I think architects are like snowflakes. Not because they are delicate, but because each is unique and (it frequently seems to be the case) that external conditions need to be perfect in order for them to properly thrive. Of course, if you want to know what those external conditions are, I can’t tell you – they’ll be different for every single person … just like a snowflake.
This is an analogy that has been floating around in my head for a while and during the process of responding to the latest student email I received, what I have been thinking about sort of fell in place. The vast majority of emails I receive from young people who want to be architects, architecture students, or young architectural professionals, and they almost always start off in the same way. They feel the need to regale me with their personal circumstances in an effort to set the mood for their question. The truth is, almost everybody has some version of the same back story, and over the last few years of reading this same back story over and over again, I started thinking (and who could blame me) that we architects are not as unique and special as we like to think we are. As of late, my thinking on this has started to evolve and I’ve come to realize is that I’ve been looking at this the wrong way (please note the time and date … I have just publicly admitted I was wrong). I have been looking at this from a fixed point looking back at the journey people make when deciding to become an architect. What I should have been doing, is looking at this as a fixed point starting from the moment people actually become an architect and look forward.

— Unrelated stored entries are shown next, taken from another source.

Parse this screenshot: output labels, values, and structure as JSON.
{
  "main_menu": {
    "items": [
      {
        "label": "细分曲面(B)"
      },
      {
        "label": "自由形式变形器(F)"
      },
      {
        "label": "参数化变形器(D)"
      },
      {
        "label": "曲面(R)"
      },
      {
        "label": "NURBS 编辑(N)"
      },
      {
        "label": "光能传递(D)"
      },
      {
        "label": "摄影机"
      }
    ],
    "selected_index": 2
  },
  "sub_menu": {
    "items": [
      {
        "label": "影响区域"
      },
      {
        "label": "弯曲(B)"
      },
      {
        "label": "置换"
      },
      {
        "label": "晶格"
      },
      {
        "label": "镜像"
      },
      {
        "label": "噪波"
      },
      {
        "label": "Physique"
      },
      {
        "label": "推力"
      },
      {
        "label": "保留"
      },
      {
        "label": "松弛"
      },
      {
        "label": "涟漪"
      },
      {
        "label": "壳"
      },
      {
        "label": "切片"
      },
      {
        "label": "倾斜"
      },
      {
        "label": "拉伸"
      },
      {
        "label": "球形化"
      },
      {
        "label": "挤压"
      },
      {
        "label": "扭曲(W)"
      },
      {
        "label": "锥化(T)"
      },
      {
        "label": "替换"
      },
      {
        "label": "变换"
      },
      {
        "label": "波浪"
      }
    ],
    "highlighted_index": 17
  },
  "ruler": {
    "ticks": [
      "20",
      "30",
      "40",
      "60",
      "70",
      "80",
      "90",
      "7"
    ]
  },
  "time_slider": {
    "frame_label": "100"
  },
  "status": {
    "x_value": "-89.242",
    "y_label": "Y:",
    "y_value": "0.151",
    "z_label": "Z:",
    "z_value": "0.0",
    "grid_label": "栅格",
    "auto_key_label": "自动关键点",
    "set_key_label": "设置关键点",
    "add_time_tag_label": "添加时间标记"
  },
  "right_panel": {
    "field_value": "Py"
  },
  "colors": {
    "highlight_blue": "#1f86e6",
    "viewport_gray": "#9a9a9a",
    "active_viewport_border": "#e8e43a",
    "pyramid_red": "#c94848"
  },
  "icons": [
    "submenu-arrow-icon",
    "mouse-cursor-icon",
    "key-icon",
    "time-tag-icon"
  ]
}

The field of architecture can be extremely rewarding but it does not seem to reward those with indifference towards the profession. I really dislike forwarding the notion that you must have passion about this profession in order to succeed and find happiness, but in my experience, this almost always seems to be the case. Since the practice of architecture is so varied, it is quite possible that what you have been exposed to does not represent the type of work you might eventually discover as your passion. I know from my time working that the things that bring me the greatest joy were items that weren’t even on my radar screen when I was in school. One thing that few young people realize is that once an architecture student has graduated, they will continue to evolve and grow as they become exposed to new thoughts and ideas, and they will be influenced by the places they work, the type of work in which they focus, and the people they surround themselves. If you are struggling to find your place, or look around you at the people who seem to move effortlessly through their work, don’t let that fundamental change who you are – eventually you will hopefully discover what makes your perspective and talents unique and you will have positioned yourself to take advantage of the opportunity when it presents itself.
“Let your work speak for what you believe and love. Soar, my boy, and be bold and fearless, and the world will never forget you.”
Andrea Del Verrocchio, Da Vinci’s Demons
For most people, their job is an end to a mean and the thrill associated the achieving a goal has nothing to do with the journey. In this regard, architects are somewhat unique. From day one – on your first day working – you might get to do something amazing. Sometimes it’s a matter of perspective, what seems amazing to you would not be amazing to one of your coworkers who is a bit further along in their career. For anyone in any job or profession, getting to do what we want is a luxury; and most toil away doing a task that might not normally motivate or inspire us.
I’ll leave you with words of wisdom from my father:
“You go to college to learn how to learn.” It isn’t until you start working does your journey to becoming an architect really begin. After that, anything is possible.